Prime Minister Narendra Modi on Thursday presented awards to six teams — three each from India and Singapore — that won a joint India-Singapore hackathon meant to “harness and showcase the innovation potential of the youth of the two countries”, in Singapore.
The winning teams from India were from IIT Kharagpur, NIT Trichy, and MIT College of Engineering Pune. The winners from Singapore were from Nanyang Technological University (NTU) and the Singapore University of Technology and Design (SUTD).
"Happy to have met innovators who won prizes in the first ever Singapore-India Hackathon. They talked about their extensive work. I was impressed by their passion and commitment towards solving problems our world faces," Modi said.
Singapore Education Minister Ong Ye Kung was present at the award ceremony along with Subra Suresh, president of the Nanyang Technological University; Anil Sahasrabuddhe, chairman of the All India Council for Technical Education (AICTE), and Jawed Ashraf, High Commissioner of India to Singapore.
"PM Narendra Modi met and felicitated the winning teams of India Singapore Hackathon, agreed to during the visit of PM to Singapore in June 2018," Ministry of External Affairs spokesman Raveesh Kumar tweeted.
These problem statements for the hackathon were in the areas of mapping, synchronised output of diverse social media, shared digital identity verification, effective number estimate, space management and allotment, effective learning, and personal security. These were based on campus scenarios that students could easily relate to. However, the solutions emerged will act as seeds to address larger problems in these areas in society.
"Platforms like the Singapore-India Hackathon serve as excellent opportunities for our youngsters to showcase their work. They also serve as forums to learn about pioneering innovations by youngsters from other nations and institutes. A win-win for our students!" Modi said in a tweet.
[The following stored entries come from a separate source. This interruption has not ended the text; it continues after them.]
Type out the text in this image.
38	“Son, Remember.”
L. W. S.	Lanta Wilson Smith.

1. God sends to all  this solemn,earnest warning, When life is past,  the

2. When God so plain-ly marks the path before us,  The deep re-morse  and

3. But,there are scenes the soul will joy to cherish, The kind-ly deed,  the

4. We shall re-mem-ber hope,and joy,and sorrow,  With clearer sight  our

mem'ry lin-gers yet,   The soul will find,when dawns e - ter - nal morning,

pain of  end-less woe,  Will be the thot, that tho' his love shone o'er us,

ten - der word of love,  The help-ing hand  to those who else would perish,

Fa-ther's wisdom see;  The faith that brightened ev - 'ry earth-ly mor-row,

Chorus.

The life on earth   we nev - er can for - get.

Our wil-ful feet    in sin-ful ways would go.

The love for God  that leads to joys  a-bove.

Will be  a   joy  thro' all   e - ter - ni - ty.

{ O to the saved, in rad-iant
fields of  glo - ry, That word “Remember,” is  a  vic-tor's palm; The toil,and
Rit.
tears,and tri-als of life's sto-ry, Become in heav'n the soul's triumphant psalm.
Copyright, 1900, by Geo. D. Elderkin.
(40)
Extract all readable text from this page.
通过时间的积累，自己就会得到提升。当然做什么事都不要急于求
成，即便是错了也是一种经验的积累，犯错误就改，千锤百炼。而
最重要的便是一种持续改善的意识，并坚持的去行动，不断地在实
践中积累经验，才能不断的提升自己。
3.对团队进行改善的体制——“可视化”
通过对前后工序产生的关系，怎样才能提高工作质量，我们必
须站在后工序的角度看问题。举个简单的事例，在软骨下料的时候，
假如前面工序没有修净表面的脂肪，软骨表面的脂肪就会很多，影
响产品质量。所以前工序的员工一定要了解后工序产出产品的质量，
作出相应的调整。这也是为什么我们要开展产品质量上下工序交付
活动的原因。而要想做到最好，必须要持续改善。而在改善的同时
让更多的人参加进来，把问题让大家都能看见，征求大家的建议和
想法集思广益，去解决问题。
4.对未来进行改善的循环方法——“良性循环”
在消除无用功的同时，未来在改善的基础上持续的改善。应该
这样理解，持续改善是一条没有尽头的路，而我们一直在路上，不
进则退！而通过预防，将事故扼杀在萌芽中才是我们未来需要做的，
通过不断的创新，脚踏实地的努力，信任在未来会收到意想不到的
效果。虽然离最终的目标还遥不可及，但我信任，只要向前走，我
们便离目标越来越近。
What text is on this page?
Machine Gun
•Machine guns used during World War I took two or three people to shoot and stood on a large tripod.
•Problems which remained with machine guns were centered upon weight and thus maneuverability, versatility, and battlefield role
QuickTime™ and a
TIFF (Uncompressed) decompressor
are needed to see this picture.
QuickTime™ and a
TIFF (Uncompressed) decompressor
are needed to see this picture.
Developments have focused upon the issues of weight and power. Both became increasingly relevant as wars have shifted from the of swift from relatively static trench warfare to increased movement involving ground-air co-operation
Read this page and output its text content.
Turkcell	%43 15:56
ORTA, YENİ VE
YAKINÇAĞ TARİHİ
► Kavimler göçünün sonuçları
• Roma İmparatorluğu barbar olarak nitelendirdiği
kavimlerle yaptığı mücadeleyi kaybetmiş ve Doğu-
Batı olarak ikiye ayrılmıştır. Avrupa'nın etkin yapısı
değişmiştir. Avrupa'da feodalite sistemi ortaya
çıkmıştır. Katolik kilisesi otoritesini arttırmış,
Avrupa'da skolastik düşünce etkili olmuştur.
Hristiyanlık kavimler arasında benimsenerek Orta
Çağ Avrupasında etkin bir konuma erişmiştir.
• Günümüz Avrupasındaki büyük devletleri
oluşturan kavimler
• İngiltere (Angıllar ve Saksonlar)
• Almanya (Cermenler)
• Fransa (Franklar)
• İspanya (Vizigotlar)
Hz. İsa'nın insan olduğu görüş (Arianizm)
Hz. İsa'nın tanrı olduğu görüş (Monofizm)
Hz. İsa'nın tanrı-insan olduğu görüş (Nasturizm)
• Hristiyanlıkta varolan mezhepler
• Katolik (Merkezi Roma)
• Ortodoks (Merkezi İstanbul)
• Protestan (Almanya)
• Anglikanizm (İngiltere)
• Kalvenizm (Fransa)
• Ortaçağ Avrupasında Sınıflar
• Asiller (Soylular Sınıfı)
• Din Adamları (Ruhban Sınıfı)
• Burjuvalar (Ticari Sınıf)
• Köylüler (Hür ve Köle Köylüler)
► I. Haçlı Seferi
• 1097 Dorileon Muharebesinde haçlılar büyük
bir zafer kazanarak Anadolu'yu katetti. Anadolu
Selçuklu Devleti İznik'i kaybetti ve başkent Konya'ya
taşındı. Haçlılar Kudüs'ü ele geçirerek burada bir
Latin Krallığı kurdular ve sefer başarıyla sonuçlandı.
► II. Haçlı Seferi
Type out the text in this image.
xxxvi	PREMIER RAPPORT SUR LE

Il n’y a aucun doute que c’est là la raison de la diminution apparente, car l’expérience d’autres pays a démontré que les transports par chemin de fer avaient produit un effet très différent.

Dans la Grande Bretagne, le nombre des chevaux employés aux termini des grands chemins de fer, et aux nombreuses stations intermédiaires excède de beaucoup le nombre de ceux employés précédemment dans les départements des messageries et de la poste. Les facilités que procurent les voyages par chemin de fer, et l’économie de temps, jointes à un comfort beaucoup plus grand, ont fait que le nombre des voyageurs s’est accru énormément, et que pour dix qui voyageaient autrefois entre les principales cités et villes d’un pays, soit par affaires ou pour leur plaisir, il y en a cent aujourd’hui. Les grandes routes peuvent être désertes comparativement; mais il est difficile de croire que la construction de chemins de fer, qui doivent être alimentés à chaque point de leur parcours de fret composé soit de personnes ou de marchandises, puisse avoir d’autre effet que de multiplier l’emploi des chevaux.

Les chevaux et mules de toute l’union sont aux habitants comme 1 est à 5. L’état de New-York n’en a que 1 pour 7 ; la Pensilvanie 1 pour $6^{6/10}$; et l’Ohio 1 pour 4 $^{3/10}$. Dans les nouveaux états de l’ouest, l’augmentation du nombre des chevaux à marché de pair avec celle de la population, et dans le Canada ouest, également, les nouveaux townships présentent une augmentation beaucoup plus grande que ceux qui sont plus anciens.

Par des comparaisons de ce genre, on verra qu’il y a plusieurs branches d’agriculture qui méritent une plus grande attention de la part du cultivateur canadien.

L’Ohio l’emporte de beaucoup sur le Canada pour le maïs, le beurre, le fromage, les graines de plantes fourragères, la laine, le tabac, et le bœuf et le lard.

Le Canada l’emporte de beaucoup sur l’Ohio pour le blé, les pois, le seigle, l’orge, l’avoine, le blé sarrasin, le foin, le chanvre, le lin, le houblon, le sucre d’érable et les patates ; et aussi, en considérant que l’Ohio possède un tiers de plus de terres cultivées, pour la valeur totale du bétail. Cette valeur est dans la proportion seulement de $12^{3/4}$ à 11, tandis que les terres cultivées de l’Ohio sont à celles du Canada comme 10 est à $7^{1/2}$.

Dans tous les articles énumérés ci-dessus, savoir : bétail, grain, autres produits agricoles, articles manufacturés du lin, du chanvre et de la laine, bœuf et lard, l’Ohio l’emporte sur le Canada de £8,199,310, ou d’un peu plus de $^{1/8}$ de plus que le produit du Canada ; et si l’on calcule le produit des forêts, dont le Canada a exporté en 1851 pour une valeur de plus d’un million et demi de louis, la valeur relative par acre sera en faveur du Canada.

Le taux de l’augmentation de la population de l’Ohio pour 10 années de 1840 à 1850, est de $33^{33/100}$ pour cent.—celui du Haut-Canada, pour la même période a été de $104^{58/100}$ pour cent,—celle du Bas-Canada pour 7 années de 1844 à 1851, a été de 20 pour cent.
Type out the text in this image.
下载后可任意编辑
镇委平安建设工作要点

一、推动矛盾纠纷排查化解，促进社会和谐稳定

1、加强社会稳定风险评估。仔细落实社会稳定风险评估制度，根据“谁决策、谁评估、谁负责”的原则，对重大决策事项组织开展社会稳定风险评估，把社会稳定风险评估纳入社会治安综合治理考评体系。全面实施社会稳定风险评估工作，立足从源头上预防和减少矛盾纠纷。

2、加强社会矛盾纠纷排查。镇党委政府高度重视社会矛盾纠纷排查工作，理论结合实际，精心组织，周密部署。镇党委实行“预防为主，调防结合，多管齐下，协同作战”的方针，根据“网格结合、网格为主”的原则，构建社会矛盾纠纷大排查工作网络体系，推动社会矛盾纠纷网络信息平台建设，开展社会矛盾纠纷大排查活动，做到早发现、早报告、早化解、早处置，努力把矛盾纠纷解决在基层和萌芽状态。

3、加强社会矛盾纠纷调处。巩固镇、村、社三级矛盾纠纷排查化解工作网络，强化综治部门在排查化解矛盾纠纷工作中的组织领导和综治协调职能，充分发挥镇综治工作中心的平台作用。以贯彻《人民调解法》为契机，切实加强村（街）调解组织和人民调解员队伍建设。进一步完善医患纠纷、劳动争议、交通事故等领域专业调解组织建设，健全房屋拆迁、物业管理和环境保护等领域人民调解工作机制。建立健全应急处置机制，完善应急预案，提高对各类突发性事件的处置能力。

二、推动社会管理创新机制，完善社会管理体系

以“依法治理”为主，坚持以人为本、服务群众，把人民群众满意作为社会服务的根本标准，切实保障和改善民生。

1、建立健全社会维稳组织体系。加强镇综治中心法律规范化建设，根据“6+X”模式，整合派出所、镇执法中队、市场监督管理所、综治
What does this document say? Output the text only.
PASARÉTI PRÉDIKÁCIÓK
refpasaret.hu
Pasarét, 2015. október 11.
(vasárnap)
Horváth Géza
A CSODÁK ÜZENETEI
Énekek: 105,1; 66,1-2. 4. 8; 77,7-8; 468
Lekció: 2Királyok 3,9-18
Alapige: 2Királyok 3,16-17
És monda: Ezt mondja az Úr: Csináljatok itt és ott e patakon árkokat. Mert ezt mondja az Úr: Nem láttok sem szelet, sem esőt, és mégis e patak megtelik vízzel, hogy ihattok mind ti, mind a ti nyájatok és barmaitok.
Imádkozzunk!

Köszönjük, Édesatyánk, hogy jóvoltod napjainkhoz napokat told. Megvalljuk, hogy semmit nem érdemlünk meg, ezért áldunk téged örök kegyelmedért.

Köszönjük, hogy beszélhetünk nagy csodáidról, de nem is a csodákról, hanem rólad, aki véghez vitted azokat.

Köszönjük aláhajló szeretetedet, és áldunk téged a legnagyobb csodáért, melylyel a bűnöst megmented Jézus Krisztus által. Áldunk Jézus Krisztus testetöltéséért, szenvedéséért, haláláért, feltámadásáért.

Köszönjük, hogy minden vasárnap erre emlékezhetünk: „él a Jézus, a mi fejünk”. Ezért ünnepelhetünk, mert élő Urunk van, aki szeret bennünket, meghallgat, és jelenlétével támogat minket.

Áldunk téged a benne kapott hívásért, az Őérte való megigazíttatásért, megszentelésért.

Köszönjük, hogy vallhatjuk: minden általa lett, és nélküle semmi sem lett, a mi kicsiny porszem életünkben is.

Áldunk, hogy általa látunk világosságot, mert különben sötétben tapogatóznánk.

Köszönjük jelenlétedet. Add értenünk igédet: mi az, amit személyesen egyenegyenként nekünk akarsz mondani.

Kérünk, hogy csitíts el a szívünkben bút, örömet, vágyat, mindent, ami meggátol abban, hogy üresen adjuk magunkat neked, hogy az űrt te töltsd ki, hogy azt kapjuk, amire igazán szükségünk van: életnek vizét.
During his official visit to Singapore from May31 to June 2, PM Modi had proposed to his Singaporean counterpart Lee Hsien Loong that India and Singapore organise a joint hackathon to harness and showcase the innovation potential of the youth of their two countries. The proposal was welcomed by Lee and the Singapore side had designated Nanyang Technological University (NTU) and its innovation and enterprise arm, NTUitive, to conduct the hackathon. Similarly, the Indian side had designated AICTE. The High Commission of India in Singapore had facilitated the event in collaboration with Ministries of Education and Foreign Affairs of Singapore.
Twenty teams each from the two countries, with university and college students selected on a nationwide basis, participated in the hackathon. Each team had 3 students and a dedicated mentor.
These 120 participants joined the 36-hour hackathon working on 20 problem statements on November 12-13, ending with the grand finale on November 14. From India, an 83-member delegation comprising 60 students from AICTE-approved institutions, Indian Institutes of Technology (IITs) and National Institutes of Technology (NITs); 20 mentors and three officials of AICTE visited Singapore for the hackathon.
On November 14, the top six teams (three each from India and Singapore) were chosen after a final pitching session. The first prize of S$10,000, second prize of S$6,000 and third prize of S$4,000 was announced for each of the three winners from India and Singapore.